Re: [PATCH v5 5/6] arm64/mm: Populate the swapper_pg_dir by fixmap.
From: James Morse
Date: Mon Oct 01 2018 - 06:41:46 EST
Hi Mark,
On 24/09/18 17:36, Mark Rutland wrote:
> On Mon, Sep 17, 2018 at 12:43:32PM +0800, Jun Yao wrote:
>> Since we will move the swapper_pg_dir to rodata section, we need a
>> way to update it. The fixmap can handle it. When the swapper_pg_dir
>> needs to be updated, we map it dynamically. The map will be
>> canceled after the update is complete. In this way, we can defend
>> against KSMA(Kernel Space Mirror Attack).

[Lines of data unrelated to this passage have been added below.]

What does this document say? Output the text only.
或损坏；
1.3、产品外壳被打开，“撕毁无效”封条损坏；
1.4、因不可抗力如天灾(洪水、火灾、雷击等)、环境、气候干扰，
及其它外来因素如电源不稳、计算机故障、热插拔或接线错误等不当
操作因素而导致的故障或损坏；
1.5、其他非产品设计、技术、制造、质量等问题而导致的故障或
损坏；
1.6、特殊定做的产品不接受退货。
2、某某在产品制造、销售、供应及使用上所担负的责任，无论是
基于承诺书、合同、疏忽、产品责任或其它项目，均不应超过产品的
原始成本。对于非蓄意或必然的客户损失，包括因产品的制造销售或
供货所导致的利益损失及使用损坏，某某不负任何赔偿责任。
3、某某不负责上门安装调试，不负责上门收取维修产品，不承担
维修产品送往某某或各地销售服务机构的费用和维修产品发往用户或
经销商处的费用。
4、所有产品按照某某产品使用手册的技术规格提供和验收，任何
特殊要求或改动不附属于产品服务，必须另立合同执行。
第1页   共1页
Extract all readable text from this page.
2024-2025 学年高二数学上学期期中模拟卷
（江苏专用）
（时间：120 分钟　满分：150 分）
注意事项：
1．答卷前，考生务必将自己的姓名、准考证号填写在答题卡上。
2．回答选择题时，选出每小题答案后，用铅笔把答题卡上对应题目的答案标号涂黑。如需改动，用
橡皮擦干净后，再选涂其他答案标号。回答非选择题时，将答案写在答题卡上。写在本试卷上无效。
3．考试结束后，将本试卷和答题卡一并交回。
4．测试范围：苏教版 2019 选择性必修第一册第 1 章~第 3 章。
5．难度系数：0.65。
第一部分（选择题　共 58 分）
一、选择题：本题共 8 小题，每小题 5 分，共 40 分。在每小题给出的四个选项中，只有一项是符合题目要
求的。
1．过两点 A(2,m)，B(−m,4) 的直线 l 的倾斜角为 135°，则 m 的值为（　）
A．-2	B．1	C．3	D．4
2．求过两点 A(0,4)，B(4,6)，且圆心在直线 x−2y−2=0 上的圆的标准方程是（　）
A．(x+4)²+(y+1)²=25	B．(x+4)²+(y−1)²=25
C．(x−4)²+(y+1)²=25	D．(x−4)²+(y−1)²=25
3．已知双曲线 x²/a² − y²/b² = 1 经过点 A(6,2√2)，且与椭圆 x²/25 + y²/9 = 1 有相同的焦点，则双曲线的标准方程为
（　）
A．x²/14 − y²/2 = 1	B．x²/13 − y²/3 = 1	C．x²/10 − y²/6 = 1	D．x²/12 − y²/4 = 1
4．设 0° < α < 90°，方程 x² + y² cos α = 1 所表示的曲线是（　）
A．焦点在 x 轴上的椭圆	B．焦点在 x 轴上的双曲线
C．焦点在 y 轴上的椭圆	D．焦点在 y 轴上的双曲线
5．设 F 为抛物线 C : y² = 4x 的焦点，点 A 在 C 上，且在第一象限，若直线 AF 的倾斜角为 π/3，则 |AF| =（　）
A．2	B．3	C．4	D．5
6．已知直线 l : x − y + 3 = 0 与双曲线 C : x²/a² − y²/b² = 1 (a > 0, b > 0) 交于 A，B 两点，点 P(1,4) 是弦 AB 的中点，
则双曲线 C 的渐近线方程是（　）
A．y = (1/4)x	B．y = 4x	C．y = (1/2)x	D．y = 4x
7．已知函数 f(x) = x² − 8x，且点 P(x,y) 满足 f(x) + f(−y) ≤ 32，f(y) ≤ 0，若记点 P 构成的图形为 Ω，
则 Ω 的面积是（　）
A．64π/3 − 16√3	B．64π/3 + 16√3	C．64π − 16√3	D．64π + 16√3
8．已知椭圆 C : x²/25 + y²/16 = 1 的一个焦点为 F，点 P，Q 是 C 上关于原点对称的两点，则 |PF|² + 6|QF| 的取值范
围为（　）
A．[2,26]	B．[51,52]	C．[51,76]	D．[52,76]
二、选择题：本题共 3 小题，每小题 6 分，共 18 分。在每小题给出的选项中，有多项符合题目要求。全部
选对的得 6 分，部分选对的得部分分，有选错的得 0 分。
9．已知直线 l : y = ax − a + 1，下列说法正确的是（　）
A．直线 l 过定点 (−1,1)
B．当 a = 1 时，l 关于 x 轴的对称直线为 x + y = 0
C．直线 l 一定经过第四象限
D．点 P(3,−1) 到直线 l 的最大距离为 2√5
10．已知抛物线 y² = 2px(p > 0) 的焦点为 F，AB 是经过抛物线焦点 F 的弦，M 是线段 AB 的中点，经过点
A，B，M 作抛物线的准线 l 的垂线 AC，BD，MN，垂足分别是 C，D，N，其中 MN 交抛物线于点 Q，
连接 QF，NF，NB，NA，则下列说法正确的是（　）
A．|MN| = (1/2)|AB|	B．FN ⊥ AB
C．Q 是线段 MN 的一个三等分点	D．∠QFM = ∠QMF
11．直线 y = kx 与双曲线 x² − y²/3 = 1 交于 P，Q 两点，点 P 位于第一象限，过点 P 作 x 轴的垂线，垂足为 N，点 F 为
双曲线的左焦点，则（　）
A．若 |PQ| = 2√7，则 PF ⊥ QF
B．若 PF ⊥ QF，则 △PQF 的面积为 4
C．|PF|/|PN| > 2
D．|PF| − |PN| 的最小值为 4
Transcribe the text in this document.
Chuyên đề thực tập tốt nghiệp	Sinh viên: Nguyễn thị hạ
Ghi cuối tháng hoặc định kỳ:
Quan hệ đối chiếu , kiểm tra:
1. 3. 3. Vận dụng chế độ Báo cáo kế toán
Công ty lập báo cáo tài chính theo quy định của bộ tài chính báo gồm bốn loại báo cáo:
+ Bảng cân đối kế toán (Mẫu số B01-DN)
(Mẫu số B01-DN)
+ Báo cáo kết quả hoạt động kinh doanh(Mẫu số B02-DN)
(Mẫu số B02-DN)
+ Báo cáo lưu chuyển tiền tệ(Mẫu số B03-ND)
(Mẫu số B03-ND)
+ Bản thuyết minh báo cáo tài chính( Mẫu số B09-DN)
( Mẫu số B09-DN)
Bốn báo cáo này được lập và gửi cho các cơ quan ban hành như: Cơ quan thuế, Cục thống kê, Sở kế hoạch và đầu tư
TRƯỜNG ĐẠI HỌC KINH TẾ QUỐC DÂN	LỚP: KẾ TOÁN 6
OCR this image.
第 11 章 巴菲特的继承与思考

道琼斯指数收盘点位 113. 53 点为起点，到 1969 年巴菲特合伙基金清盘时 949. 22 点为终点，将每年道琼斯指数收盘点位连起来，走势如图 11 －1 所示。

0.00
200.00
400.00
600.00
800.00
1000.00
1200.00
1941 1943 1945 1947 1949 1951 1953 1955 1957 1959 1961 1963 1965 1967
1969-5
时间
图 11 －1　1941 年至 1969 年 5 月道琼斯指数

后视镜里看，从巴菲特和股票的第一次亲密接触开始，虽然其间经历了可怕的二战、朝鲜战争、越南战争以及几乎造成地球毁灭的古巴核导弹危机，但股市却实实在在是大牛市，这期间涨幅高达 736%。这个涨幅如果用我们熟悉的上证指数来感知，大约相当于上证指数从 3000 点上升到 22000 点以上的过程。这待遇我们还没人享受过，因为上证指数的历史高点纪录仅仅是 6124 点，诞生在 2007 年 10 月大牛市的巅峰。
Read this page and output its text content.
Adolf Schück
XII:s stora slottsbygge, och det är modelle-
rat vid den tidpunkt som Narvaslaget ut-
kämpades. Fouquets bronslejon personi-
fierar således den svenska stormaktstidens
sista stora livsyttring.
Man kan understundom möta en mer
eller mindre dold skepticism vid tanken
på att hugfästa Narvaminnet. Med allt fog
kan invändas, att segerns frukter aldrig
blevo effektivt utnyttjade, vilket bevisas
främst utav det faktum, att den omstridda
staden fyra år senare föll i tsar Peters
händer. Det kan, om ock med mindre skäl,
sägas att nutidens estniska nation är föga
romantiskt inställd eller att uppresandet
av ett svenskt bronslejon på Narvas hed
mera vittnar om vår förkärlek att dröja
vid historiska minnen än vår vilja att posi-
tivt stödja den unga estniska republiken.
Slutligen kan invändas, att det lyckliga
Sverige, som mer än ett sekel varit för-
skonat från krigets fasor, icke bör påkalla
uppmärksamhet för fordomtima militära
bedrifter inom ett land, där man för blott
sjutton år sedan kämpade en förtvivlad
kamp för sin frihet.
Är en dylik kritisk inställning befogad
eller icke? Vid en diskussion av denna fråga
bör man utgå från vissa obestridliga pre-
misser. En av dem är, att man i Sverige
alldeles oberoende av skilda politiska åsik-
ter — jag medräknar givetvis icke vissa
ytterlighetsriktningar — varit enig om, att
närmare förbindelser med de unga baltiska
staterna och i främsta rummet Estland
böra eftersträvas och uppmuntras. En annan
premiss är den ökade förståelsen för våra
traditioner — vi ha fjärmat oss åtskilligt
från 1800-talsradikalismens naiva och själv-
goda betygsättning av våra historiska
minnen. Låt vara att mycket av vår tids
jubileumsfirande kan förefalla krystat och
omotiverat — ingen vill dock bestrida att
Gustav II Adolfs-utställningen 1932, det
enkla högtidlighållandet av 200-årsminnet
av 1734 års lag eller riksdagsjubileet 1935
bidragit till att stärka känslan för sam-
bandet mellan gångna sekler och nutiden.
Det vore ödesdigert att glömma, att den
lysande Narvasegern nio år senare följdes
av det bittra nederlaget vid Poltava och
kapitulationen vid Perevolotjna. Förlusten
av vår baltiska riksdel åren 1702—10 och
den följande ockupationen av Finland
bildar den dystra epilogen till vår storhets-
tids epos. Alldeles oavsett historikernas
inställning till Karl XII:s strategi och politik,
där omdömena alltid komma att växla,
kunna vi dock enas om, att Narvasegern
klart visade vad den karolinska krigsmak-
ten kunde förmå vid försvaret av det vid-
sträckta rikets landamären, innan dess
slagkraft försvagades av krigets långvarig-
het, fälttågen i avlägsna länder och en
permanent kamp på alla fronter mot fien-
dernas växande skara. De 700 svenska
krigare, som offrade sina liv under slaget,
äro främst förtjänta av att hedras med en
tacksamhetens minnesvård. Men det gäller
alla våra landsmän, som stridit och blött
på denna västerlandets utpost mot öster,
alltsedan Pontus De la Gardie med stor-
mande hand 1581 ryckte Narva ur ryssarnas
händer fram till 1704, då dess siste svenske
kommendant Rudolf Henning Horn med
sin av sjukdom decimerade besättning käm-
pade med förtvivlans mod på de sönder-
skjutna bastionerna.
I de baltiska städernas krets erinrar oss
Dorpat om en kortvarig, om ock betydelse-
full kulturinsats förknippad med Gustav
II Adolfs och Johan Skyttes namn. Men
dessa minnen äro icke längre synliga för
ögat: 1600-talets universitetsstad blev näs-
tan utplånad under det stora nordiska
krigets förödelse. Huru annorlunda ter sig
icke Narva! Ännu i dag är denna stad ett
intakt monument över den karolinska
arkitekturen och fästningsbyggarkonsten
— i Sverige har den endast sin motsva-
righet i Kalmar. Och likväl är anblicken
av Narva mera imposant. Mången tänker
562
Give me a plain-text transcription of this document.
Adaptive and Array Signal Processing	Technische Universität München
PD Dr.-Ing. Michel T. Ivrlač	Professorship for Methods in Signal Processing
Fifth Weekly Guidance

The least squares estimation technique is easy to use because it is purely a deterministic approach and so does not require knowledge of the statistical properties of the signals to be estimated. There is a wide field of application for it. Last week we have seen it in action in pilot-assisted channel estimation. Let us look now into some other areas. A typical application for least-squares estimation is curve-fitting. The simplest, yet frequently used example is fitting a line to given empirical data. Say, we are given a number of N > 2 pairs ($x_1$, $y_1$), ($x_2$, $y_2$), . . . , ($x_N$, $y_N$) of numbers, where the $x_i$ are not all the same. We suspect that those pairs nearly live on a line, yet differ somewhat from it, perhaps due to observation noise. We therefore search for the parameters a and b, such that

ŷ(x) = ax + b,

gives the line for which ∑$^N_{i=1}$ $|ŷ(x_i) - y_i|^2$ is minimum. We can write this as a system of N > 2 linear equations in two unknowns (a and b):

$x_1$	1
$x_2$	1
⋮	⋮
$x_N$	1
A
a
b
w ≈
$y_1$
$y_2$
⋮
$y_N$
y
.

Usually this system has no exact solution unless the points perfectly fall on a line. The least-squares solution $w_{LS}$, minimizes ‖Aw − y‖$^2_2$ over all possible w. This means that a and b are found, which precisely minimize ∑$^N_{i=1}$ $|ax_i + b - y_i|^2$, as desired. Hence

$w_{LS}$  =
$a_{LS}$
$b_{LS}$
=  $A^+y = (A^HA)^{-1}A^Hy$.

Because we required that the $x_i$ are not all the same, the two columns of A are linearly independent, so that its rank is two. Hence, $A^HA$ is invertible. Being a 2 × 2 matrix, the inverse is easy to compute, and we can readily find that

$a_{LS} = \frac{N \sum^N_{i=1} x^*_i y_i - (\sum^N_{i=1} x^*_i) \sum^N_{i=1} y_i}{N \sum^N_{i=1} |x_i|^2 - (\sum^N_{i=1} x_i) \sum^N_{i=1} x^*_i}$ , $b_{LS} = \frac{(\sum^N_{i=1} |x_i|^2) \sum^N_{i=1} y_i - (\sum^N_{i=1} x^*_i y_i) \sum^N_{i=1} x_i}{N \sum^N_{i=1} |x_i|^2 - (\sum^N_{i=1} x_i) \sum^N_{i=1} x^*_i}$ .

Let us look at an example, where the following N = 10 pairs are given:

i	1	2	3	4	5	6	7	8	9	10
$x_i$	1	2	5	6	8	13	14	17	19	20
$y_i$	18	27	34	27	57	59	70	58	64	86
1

>> diff --git a/arch/arm64/mm/mmu.c b/arch/arm64/mm/mmu.c
>> index 71532bcd76c1..a8a60927f716 100644
>> --- a/arch/arm64/mm/mmu.c
>> +++ b/arch/arm64/mm/mmu.c
>> @@ -67,6 +67,24 @@ static pte_t bm_pte[PTRS_PER_PTE] __page_aligned_bss;
>> static pmd_t bm_pmd[PTRS_PER_PMD] __page_aligned_bss __maybe_unused;
>> static pud_t bm_pud[PTRS_PER_PUD] __page_aligned_bss __maybe_unused;
>>
>> +static DEFINE_SPINLOCK(swapper_pgdir_lock);
>> +
>> +void set_swapper_pgd(pgd_t *pgdp, pgd_t pgd)
>> +{
>> + pgd_t *fixmap_pgdp;
>> +
>> + spin_lock(&swapper_pgdir_lock);
>> + fixmap_pgdp = pgd_set_fixmap(__pa(pgdp));
>> + WRITE_ONCE(*fixmap_pgdp, pgd);
>> + /*
>> + * We need dsb(ishst) here to ensure the page-table-walker sees
>> + * our new entry before set_p?d() returns. The fixmap's
>> + * flush_tlb_kernel_range() via clear_fixmap() does this for us.
>> + */
>> + pgd_clear_fixmap();
>> + spin_unlock(&swapper_pgdir_lock);
>> +}
>
> I'm rather worried that we could deadlock here.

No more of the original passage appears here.